Dua studi dalam disertasinya berurusan dengan pasien dengan kondisi dental. Hasilnya menunjukkan kalau dokter gigi memiliki kecenderungan mengabaikan kualitas hidup pasiennya. Ini artinya secara umum status kesehatan gigi pasien tidak harus memiliki pengaruh negatif demikian pada kualitas hidup sebagaimana dipercaya dokter gigi.
“Ini penemuan menarik, dan saya percaya sebagian penjelasan dapat ditemukan dalam perbedaan dalam bagaimana pasien dan dokter gigi atau perawat gigi memandang situasinya.
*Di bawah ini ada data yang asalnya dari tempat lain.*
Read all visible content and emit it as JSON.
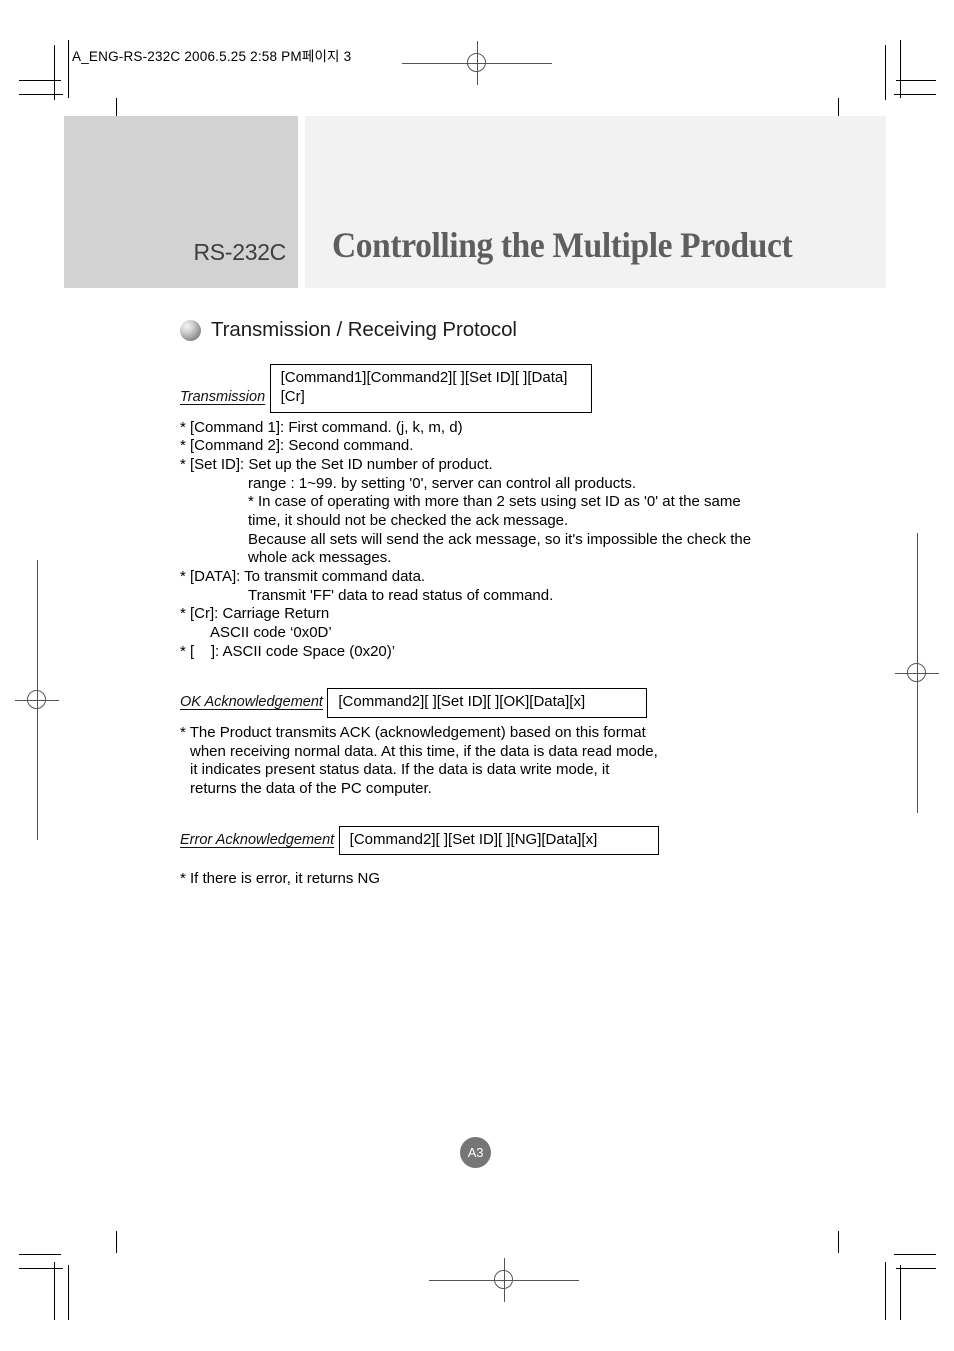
{
  "print_slug": "A_ENG-RS-232C  2006.5.25  2:58 PM페이지 3",
  "header": {
    "tag_label": "RS-232C",
    "title": "Controlling the Multiple Product",
    "tag_bg": "#d2d2d2",
    "panel_bg": "#f2f2f2",
    "title_color": "#5e5e5e"
  },
  "section": {
    "bullet_icon": "sphere-bullet-icon",
    "heading": "Transmission / Receiving Protocol"
  },
  "transmission": {
    "sub_head": "Transmission",
    "command_format": "[Command1][Command2][ ][Set ID][ ][Data][Cr]",
    "lines": [
      "* [Command 1]: First command. (j, k, m, d)",
      "* [Command 2]: Second command.",
      "* [Set ID]: Set up the Set ID number of product."
    ],
    "indented_lines": [
      "range : 1~99. by setting '0', server can control all products.",
      "* In case of operating with more than 2 sets using set ID as '0' at the same",
      "time, it should not be checked the ack message."
    ],
    "indented_lines_2": [
      "Because all sets will send the ack message, so it's impossible the check the",
      "whole ack messages."
    ],
    "data_line": "* [DATA]: To transmit command data.",
    "data_indented": "Transmit 'FF' data to read status of command.",
    "cr_line": "* [Cr]: Carriage Return",
    "cr_indented": "ASCII code ‘0x0D’",
    "space_line": "* [    ]: ASCII code Space (0x20)’"
  },
  "ok_ack": {
    "sub_head": "OK Acknowledgement",
    "command_format": "[Command2][ ][Set ID][ ][OK][Data][x]",
    "body": "* The Product transmits ACK (acknowledgement) based on this format when receiving normal data. At this time, if the data is data read mode, it indicates present status data. If the data is data write mode, it returns the data of the PC computer."
  },
  "error_ack": {
    "sub_head": "Error Acknowledgement",
    "command_format": "[Command2][ ][Set ID][ ][NG][Data][x]",
    "body": "* If there is error, it returns NG"
  },
  "page_number": "A3"
}
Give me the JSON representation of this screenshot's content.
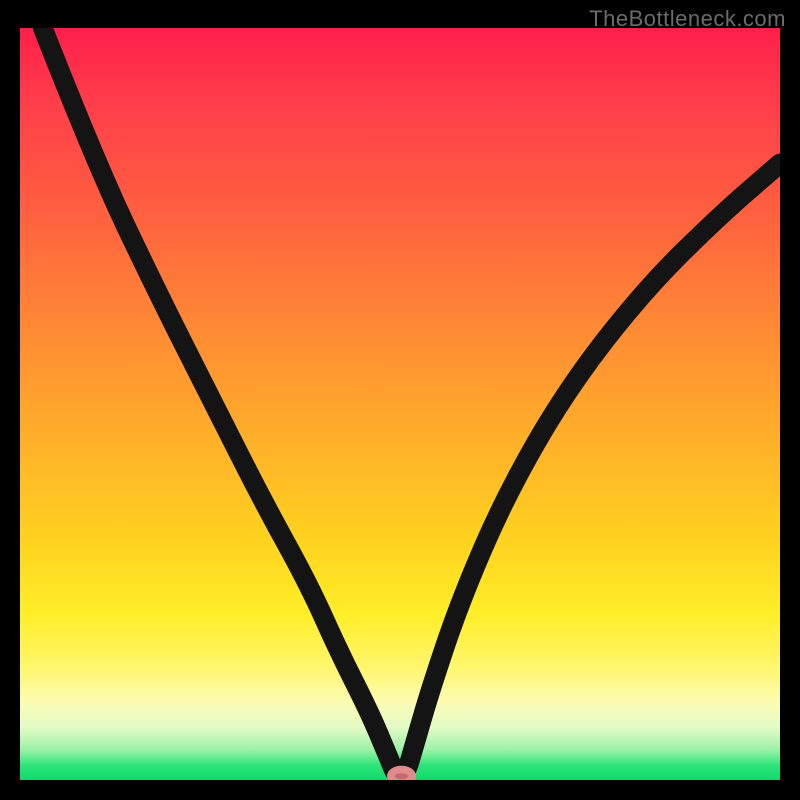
{
  "watermark": "TheBottleneck.com",
  "colors": {
    "black_frame": "#000000",
    "curve": "#141414",
    "marker_fill": "#c46a6c",
    "marker_stroke": "#e28b8c",
    "gradient_top": "#ff1f4a",
    "gradient_bottom": "#0fd96b"
  },
  "chart_data": {
    "type": "line",
    "title": "",
    "xlabel": "",
    "ylabel": "",
    "x_range": [
      0,
      100
    ],
    "y_range": [
      0,
      100
    ],
    "legend": false,
    "grid": false,
    "series": [
      {
        "name": "curve",
        "x": [
          3,
          10,
          18,
          26,
          32,
          38,
          42,
          46,
          48.5,
          49.5,
          50.7,
          52,
          54,
          58,
          64,
          72,
          82,
          92,
          100
        ],
        "y": [
          100,
          82,
          65,
          49,
          37,
          26,
          17,
          9,
          3,
          0.5,
          0.5,
          5,
          12,
          24,
          38,
          52,
          65,
          75,
          82
        ]
      }
    ],
    "marker": {
      "x": 50.2,
      "y": 0.5,
      "shape": "ellipse",
      "rx": 1.4,
      "ry": 0.9
    },
    "note": "Values are percentages of the plot area; no numeric axes are displayed in the image."
  }
}
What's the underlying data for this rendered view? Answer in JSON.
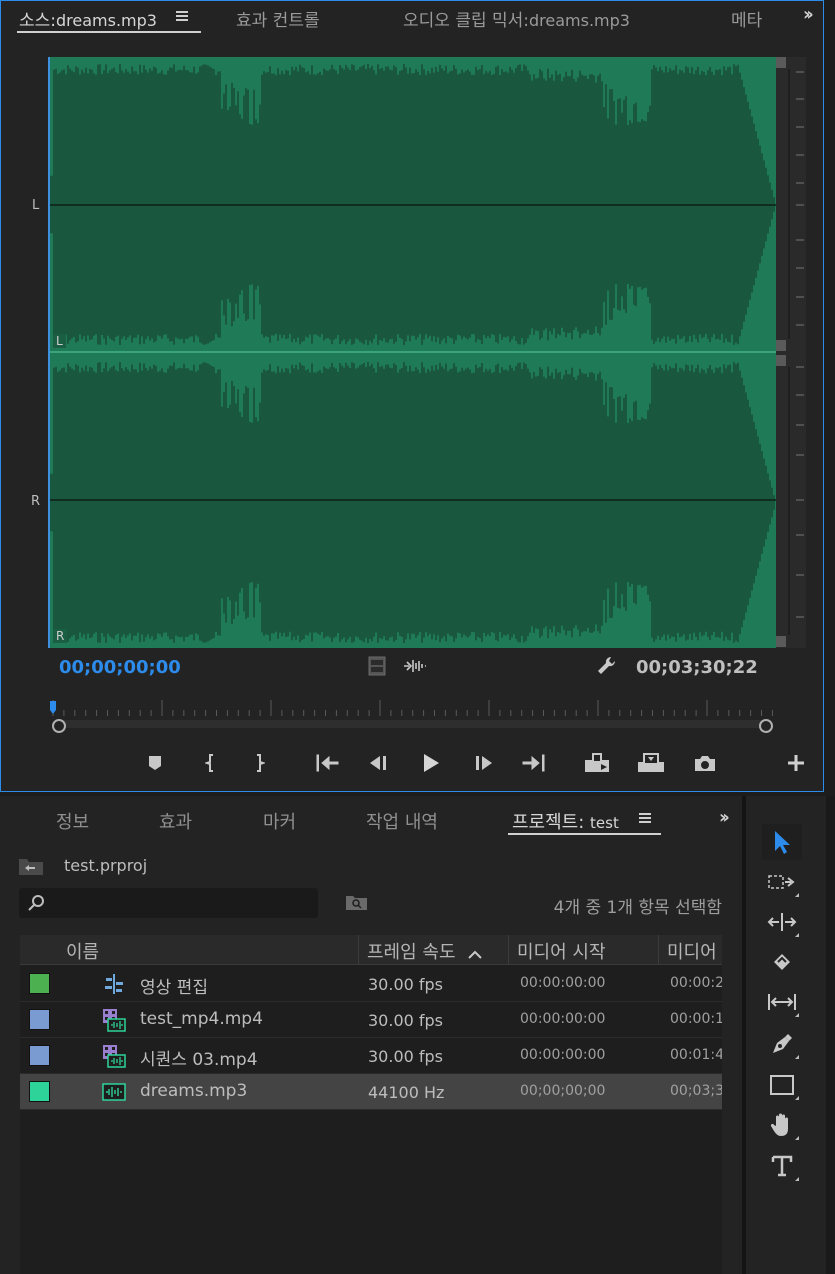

Bagi pasien, kondisi gigi, walaupun mungkin serius, hanyalah satu dari banyak komponen hidupnya, sementara penyedia pengetahuan perawat pada kondisi ini dapat membawa mereka pada pengabaian bagaimana pasien terpengaruh olehnya.”
Studi keempat menyelidiki bagaimana dokter gigi dan pasien memandang keparahan kondisi dalam kasus masalah selaput lendir mulut di rongga mulut. Penemuan menunjukkan perbedaan besar antara kedua kelompok, dimana pasien memandang masalah mereka jauh lebih besar daripada dokter gigi.
“Saat membahas tentang masalah gigi dan kulit, tampaknya seringkali staff baik itu dokter maupun perawat tidak memandang situasi psikososial pasien mereka dan tidak setuju dengan pandangan pasien.”
Dalam disertasinya, Francesca Sampogna telah menunjukkan pentingnya komunikasi yang baik antara pasien dan staff untuk memahami apa kebutuhan khusus sang pasien.
“Perbedaan yang saya temukan dalam studi-studi saya adalah tanda adanya masalah komunikasi. Karenanya, arah komunikasi khusus harus dimasukkan dalam pelatihan penyedia kesehatan dan menjadi bagian dari pendidikan berkelanjutan,” kata beliau.